YTÜ'DE TÜRK HARFLERİNİN ÖYKÜSÜ KONFERANSI

Türk Dili Derneği, Milli Mefkure Birliği (MMB) ma BOSGEM ortak girişimi ile Yıldız Teknik Üniversitesi'nde Göktürkçe öğreneği verilmeye başlanıldı. Bir elin nesi var, iki elin sesi var sözünden yola çıkacak olursak, dört ayrı kurumun ortak bir paydada buluşması gürültülü bir alkış kopmasına neden oldu/olacak diyebiliriz.

Yüksel Yücel

Açılış törenini 28 Şubatta başlatma yargısına çoktan varmıştık. Düşüncemiz öncelikli olarak konuşmaların yapılması, iyilik dileklerinin belirtilmesi sonrasında da benim derse geçmem yönündeydi, ancak kardeşim Cafer başka bir nen öne sürdü. Daha önce Halkalı İMKB Kız Meslek Lisesi'nde ortaklaşa sunduğumuz, ardınca da kendi başına gidip Selçuk Üniversitesi'nde Türk Harflerinin Öyküsü diye sunduğu konferansların aynısını YTÜ'de de yapalım dedi. Buna daha sıcak baktım. Katılımcılara hem bir önbilgi olur, hem de gelir gelmez ürkütmeyiz, neyin ne olacağını iyice kavrarlar diye berkce benimsedim öneriyi. Böylece yeni bir tören programı yaptık. Önce BOSGEM başkanı konuşacak, ardından MMB dönem başkanı, sonra da Cafer çıkacak ma sunumunu yapacak. Kapı ardına gidip bunu yineledim.

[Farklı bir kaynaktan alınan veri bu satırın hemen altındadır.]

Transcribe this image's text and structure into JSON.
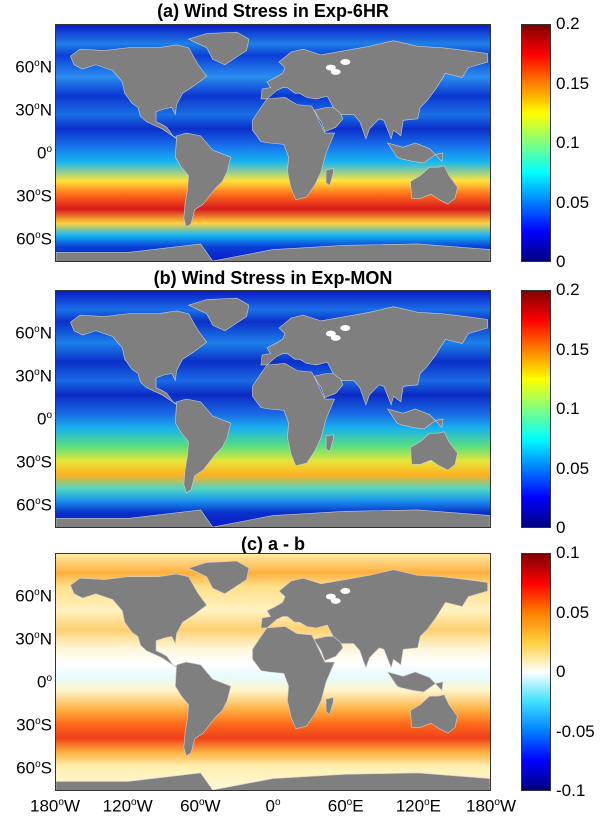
{
  "panels": [
    {
      "id": "a",
      "title": "(a) Wind Stress in Exp-6HR",
      "colormap": "jet",
      "colorbar_ticks": [
        "0.2",
        "0.15",
        "0.1",
        "0.05",
        "0"
      ],
      "colorbar_range": [
        0,
        0.2
      ]
    },
    {
      "id": "b",
      "title": "(b) Wind Stress in Exp-MON",
      "colormap": "jet",
      "colorbar_ticks": [
        "0.2",
        "0.15",
        "0.1",
        "0.05",
        "0"
      ],
      "colorbar_range": [
        0,
        0.2
      ]
    },
    {
      "id": "c",
      "title": "(c) a - b",
      "colormap": "diverging",
      "colorbar_ticks": [
        "0.1",
        "0.05",
        "0",
        "-0.05",
        "-0.1"
      ],
      "colorbar_range": [
        -0.1,
        0.1
      ]
    }
  ],
  "lat_labels": [
    {
      "deg": "60",
      "hemi": "N"
    },
    {
      "deg": "30",
      "hemi": "N"
    },
    {
      "deg": "0",
      "hemi": ""
    },
    {
      "deg": "30",
      "hemi": "S"
    },
    {
      "deg": "60",
      "hemi": "S"
    }
  ],
  "lon_labels": [
    {
      "deg": "180",
      "hemi": "W"
    },
    {
      "deg": "120",
      "hemi": "W"
    },
    {
      "deg": "60",
      "hemi": "W"
    },
    {
      "deg": "0",
      "hemi": ""
    },
    {
      "deg": "60",
      "hemi": "E"
    },
    {
      "deg": "120",
      "hemi": "E"
    },
    {
      "deg": "180",
      "hemi": "W"
    }
  ],
  "colors": {
    "land": "#7f7f7f",
    "ice": "#ffffff"
  }
}
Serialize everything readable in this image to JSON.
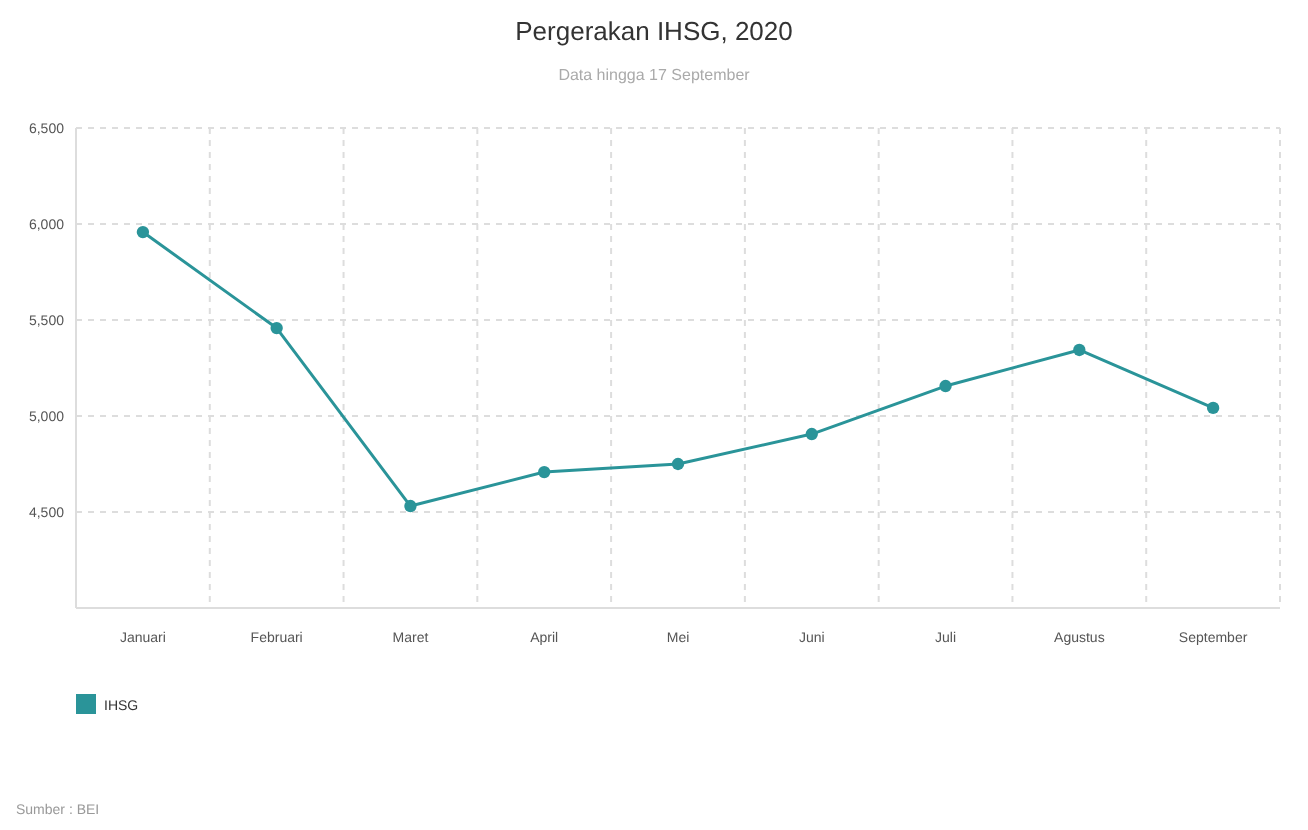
{
  "chart_data": {
    "type": "line",
    "title": "Pergerakan IHSG, 2020",
    "subtitle": "Data hingga 17 September",
    "categories": [
      "Januari",
      "Februari",
      "Maret",
      "April",
      "Mei",
      "Juni",
      "Juli",
      "Agustus",
      "September"
    ],
    "series": [
      {
        "name": "IHSG",
        "color": "#2a9499",
        "values": [
          5958,
          5458,
          4531,
          4708,
          4750,
          4906,
          5156,
          5344,
          5042
        ]
      }
    ],
    "ylim": [
      4000,
      6500
    ],
    "yticks": [
      {
        "value": 4500,
        "label": "4,500"
      },
      {
        "value": 5000,
        "label": "5,000"
      },
      {
        "value": 5500,
        "label": "5,500"
      },
      {
        "value": 6000,
        "label": "6,000"
      },
      {
        "value": 6500,
        "label": "6,500"
      }
    ],
    "grid": true,
    "legend": "bottom left",
    "marker": "circle",
    "line_style": "solid",
    "annotations": [
      "Sumber : BEI"
    ]
  }
}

Daha öncesinde söylemiştim ancak orada bulunanlar Cafer'i daha önce görmediklerinden, hem de Cafer'in yaşı epey genç olduğundan önyargılı davranıp bana emin misiniz hocam der gibi baktılar. Diyemediler bunu ancak kuşkuları da olmasın diye siz bize bırakın diye sürdürünce peki hocam diye onayladılar.

Halit Gökalp Küçük
Sınıf tıka basa dolmuştu, oturacak yer kalmayınca başka yerlerden oturacaklar getirildi. Kimileri de ayakta kaldı. Bir kaza olmasın, bir sorun çıkmasın diye değme nene özen gösterirken, birden askılık devrildi. Onca kalabalığın dengesizce astığı mont, palto, atkı ib yere döküldü. Ortalık toparlandıktan sonra Batuhan Topal (liseli genç bir kardeşimiz) öne çıktı, boğazını temizledikten sonra hoşgeldiniz arkadaşlar diye söze başlayıp konuşmasını yapması için BOSGEM başkanı Yüksel Yücel'i çağırdı. Yüksel bey konuşmasını bitirince bu kez de Batuhan, MMB dönem başkanı Dr. Halit Gökalp Küçük'ü buyur etti. Sıra kardeşime gelmişti. Kardeşime güveniyordum, hem de çok. Yüzümüzü ak çıkarmayı da bildi çok şükür. Orada bulunan herkesi tutkun bırakacak denli bir sunum gerçekleştirdi. İşin özü, kimse böylesi bir beceri (performans) beklemiyordu. Büyük olasılık sunum için çağrılan kişinin böylesi genç (21 yaşında) olması bile dinleyiciler arasında ilk başlarda olumsuz bir etki bile bırakmıştır. Çünkü genel dinleyici algısına göre, kürsüdeki kişinin ünlü, tanınır olması onun dinlenirlik oranına da etki etmektedir. Kardeşim bu algıyı darmağın etmesini becerdiği için, bitimde çok büyük övgüler, bir o denli de alkış almasını bildi. Bir yanda üniversiteye giriş sınavına hazırlanırken öbür yanda üniversitelerde konferans vérmek! Ülkemizdeki genç yétenekleriñ arada nice kaynayıp yok olduklarını gösterir açık bir örnektir. Varolan düzen, bu gibi örneklerden ötrü sakat bir düzendir.



Bu törende önemli bir gelişme daha yaşandı. Konferansımızın en sonunda bildirimizi okuduk. Türk Dili Derneği 02.02.2015'te resmiyetini kazanmıştı. Biz de bir kuruluş bildirisi yazmış, uygun bir yerde okuyup duyurma yargısına varmıştık yönetimce. YTÜ bunun için biçilmiş kaftandı; bunu en iyi biçimde değerlendirdik. Bildirimizi Yıldız'da (bölgenin adından dolayı da bilimteye Yıldız Teknik adı verilmiştir) okuduk. Böylece bildirimizin adını da Yıldız Bildirisi olarak belirledik.